Union leaders call the deal a win. They secured more opportunities for teachers to earn raises and move into higher categories on the salary schedule, including through completing training partially during work hours at no additional cost. And teachers can get to $100,000 in 20 years, rather than the 30 years in the last district proposal.

However, individual teachers aren’t necessarily getting more base pay next year than they would have under the district’s last offer. Early-career teachers without advanced degrees would have earned more in base pay under the district’s last offer. The teachers who do better under the deal reached after the strike are veteran educators with more education.

To take two examples: A second-year educator with a bachelor’s degree and no extra credits or training would have earned $47,550 in base pay under the district’s last offer before the strike but will earn $46,869 under the deal reached this week.

But a 20-year educator who has a master’s degree and an advanced license who has been with the district for 10 years will earn $88,907 in base pay under the new agreement, compared with $87,550 under the district’s last proposal before the strike.

The union fought for this kind of salary schedule in part to address a longstanding complaint that teachers have little reason to stay in a district where base pay levels off.

You can see the salary schedule from the district’s last offer here and the schedule from the tentative agreement here.

Is this deal financially sustainable for the district?

Denver Public Schools Chief Financial Officer Mark Ferrandino says that is the “million-dollar question,” perhaps closer to the “half-billion-dollar question,” since that is roughly how much the district spends on educator compensation.

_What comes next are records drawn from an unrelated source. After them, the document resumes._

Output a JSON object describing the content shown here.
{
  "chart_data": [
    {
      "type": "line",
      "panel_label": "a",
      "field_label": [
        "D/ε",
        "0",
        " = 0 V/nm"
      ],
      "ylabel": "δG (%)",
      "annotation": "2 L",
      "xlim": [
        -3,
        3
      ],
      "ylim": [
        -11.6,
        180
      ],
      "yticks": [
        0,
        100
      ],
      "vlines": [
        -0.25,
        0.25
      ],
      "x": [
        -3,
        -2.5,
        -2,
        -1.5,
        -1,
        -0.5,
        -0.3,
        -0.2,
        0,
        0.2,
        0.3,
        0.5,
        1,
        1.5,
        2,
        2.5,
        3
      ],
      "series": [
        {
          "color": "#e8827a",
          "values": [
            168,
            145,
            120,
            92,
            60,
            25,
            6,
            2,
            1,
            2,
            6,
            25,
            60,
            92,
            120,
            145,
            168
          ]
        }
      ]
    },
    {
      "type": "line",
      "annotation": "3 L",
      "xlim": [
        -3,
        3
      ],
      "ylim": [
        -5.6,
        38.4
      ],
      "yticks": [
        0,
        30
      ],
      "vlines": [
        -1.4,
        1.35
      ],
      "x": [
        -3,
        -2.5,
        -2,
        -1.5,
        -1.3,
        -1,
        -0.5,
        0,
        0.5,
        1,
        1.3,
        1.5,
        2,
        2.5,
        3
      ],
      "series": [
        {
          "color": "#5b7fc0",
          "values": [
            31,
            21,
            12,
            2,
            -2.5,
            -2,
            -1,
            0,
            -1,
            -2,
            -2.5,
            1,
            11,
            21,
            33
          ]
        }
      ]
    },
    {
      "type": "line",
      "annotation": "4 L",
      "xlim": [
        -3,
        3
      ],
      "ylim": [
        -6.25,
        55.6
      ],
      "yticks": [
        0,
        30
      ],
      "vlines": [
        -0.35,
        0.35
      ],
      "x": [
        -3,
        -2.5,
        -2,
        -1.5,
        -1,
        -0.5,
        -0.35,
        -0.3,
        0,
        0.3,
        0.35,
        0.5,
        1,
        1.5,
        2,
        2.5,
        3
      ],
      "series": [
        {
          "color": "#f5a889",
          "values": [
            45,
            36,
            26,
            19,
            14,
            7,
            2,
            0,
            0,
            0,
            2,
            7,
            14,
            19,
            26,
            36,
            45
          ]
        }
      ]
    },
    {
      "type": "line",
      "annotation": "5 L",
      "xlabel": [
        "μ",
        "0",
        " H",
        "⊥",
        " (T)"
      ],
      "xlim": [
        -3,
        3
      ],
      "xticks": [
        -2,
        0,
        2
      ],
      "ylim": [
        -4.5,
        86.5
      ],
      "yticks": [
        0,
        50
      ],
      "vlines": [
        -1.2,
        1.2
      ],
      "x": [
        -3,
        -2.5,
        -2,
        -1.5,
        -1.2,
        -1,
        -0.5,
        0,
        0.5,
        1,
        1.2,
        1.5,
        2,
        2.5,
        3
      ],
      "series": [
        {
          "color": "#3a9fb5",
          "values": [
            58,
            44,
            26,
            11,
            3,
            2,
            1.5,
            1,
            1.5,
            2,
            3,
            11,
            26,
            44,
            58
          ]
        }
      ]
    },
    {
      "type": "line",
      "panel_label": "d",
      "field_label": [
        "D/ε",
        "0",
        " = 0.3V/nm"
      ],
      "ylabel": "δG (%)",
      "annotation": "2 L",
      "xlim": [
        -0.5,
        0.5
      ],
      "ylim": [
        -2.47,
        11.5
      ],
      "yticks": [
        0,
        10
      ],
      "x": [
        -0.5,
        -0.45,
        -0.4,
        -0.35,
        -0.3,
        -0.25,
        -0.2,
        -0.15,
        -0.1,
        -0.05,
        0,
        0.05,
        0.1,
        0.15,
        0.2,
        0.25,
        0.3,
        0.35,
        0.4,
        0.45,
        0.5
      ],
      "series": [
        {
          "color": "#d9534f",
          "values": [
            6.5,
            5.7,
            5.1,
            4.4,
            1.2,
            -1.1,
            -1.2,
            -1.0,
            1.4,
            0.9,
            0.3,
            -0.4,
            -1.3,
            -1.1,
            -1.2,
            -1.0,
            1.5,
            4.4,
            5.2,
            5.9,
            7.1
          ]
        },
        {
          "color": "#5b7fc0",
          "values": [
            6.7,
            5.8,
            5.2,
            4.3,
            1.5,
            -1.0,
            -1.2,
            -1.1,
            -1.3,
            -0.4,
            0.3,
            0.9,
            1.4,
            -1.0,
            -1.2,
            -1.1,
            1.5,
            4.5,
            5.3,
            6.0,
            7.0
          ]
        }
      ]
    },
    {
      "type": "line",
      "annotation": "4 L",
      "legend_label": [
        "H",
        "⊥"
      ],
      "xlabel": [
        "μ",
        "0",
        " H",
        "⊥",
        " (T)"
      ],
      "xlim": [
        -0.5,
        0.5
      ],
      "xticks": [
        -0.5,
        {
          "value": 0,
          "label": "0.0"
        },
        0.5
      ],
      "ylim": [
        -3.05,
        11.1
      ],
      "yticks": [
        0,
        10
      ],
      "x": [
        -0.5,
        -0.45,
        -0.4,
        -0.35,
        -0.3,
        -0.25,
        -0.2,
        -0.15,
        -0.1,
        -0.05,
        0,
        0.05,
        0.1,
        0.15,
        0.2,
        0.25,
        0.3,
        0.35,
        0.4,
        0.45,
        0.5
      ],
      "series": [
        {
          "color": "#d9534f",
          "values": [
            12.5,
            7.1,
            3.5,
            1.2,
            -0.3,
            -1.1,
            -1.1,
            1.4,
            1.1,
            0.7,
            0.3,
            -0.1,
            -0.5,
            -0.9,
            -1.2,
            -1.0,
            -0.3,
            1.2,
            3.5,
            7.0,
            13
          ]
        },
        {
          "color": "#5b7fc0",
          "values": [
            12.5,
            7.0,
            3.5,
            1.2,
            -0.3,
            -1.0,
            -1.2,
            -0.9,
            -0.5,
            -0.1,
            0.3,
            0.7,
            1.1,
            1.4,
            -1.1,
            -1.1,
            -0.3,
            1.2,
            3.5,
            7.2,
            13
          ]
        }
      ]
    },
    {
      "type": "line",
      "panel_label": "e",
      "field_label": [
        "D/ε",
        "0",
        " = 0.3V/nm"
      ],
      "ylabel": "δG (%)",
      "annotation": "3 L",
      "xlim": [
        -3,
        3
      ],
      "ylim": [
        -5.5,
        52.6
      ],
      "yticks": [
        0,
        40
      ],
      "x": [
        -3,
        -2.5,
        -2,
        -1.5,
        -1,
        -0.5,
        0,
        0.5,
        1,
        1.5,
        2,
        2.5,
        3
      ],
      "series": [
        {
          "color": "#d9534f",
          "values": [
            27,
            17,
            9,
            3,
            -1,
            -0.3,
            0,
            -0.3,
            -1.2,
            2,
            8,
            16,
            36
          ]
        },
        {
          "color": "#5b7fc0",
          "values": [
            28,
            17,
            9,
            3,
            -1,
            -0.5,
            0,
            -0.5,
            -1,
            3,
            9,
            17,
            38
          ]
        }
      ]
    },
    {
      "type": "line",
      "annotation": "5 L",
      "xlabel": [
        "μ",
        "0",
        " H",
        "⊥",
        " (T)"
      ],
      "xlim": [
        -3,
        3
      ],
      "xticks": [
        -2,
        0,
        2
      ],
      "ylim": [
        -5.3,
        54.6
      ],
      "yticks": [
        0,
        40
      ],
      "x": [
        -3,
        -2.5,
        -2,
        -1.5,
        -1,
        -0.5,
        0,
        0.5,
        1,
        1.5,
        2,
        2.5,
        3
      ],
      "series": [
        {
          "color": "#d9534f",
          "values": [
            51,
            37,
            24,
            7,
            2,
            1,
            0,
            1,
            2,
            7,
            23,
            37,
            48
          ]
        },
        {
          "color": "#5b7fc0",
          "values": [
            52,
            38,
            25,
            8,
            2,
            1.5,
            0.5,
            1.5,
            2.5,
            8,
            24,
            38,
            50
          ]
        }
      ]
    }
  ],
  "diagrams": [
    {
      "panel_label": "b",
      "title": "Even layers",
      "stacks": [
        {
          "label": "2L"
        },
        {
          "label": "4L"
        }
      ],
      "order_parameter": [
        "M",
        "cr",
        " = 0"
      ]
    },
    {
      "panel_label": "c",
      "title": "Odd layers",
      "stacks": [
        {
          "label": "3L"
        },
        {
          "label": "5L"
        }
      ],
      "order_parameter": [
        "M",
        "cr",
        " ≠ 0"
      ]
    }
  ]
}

Ferrandino believes the answer is yes, with the standard caveat that all projections are just that.

What will be cut to pay for this?

The district plans to cut $20 million from administrative costs over the next two years. That includes cutting 150 jobs in the central office and ending all executive bonuses. The bulk of it — $13 million — will go to fund the ProComp agreement.

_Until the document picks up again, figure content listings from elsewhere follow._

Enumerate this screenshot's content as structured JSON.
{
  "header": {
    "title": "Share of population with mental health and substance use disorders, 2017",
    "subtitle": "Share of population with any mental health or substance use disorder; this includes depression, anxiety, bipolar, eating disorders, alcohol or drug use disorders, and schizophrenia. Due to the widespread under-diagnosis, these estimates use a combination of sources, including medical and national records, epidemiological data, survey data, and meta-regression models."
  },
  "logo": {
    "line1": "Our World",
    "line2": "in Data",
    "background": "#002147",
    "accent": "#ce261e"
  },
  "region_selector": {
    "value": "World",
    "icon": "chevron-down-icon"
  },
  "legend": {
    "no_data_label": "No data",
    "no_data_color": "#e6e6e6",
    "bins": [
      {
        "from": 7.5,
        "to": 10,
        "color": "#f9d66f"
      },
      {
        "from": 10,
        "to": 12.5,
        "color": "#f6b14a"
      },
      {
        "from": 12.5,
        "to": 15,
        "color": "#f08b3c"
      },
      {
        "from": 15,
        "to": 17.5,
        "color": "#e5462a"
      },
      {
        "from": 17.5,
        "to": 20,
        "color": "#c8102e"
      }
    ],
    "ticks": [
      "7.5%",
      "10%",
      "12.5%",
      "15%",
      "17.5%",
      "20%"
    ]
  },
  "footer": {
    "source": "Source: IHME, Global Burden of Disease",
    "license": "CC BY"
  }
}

District officials have not yet said which central office jobs will be cut, though Superintendent Susana Cordova has said cuts will be to “discretionary” departments. Departments that will not be cut include special education, English language acquisition, and transportation, she said.

Teachers will get a raise. What about paraprofessionals, bus drivers, custodians, and cafeteria workers?

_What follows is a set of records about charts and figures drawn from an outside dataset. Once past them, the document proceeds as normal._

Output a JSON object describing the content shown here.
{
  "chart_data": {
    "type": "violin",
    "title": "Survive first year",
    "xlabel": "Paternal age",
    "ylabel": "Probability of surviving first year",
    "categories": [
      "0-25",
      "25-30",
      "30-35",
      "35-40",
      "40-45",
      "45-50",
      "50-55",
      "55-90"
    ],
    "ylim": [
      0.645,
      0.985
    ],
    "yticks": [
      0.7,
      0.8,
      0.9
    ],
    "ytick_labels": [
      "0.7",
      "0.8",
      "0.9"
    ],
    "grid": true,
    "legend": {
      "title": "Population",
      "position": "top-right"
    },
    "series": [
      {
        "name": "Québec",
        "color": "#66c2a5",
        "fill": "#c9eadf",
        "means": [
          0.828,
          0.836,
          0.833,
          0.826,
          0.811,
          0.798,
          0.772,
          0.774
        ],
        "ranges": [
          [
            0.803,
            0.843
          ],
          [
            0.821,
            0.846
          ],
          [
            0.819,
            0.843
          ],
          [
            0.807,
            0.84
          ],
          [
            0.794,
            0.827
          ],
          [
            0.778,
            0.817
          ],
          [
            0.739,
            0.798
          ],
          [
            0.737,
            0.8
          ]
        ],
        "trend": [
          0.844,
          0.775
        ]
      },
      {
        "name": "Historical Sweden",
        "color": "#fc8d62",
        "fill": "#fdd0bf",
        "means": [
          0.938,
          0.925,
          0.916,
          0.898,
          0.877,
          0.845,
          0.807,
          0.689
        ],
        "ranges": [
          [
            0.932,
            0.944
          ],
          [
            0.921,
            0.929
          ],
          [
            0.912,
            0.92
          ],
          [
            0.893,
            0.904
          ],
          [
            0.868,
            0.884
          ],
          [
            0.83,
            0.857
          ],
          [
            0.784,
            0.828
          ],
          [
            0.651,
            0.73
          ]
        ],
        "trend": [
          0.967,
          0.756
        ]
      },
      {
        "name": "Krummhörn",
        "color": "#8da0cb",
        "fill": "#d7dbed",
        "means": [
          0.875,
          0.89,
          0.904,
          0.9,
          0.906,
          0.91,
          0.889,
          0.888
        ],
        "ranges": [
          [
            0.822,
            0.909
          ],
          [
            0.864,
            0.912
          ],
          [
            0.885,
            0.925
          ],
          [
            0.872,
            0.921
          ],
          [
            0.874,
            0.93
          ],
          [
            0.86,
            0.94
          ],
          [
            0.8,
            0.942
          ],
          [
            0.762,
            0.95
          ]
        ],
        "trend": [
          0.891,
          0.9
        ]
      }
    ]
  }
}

These other district employees, much lower paid than teachers, are not covered by the contract that was the subject of the strike. Cordova has said these workers also deserve raises and a portion of administrative cuts will go to pay for them.

But how much of a raise will they get? That will all be worked out over the next few months and include discussions with the unions that represent these employees.

Will striking teachers get back pay?

Not according to district officials. After this story was published Friday, we asked for further clarification on this. We received this statement Saturday morning:

Superintendent Cordova understands that when teachers make the choice to strike, they are doing so to make a statement and bring attention to the importance of the issue at hand. Foregoing pay during the time that a teacher is not working is a challenging decision that no one makes lightly, and consequently, brings with it an impact that is intended to push for change.

DPS did not feel that it would be fair or appropriate to provide back pay to striking teachers when many others — including more than 40 percent of classroom teachers — chose to remain at work this week. However, DPS is working with the DCTA to offer all teachers the opportunity to attend a Saturday session to replace the professional development day that was cancelled in the days leading up to the strike. Any teacher who attends will be paid a day’s salary.

When will the new agreement go into effect? How long will it last?

Assuming both sides ratify it, the new agreement technically (and retroactively) went into effect Jan. 19, the day after the old one expired. But educators won’t start receiving the new salaries, incentives, and bonuses negotiated under it until Aug. 1. The agreement expires Aug. 31, 2022.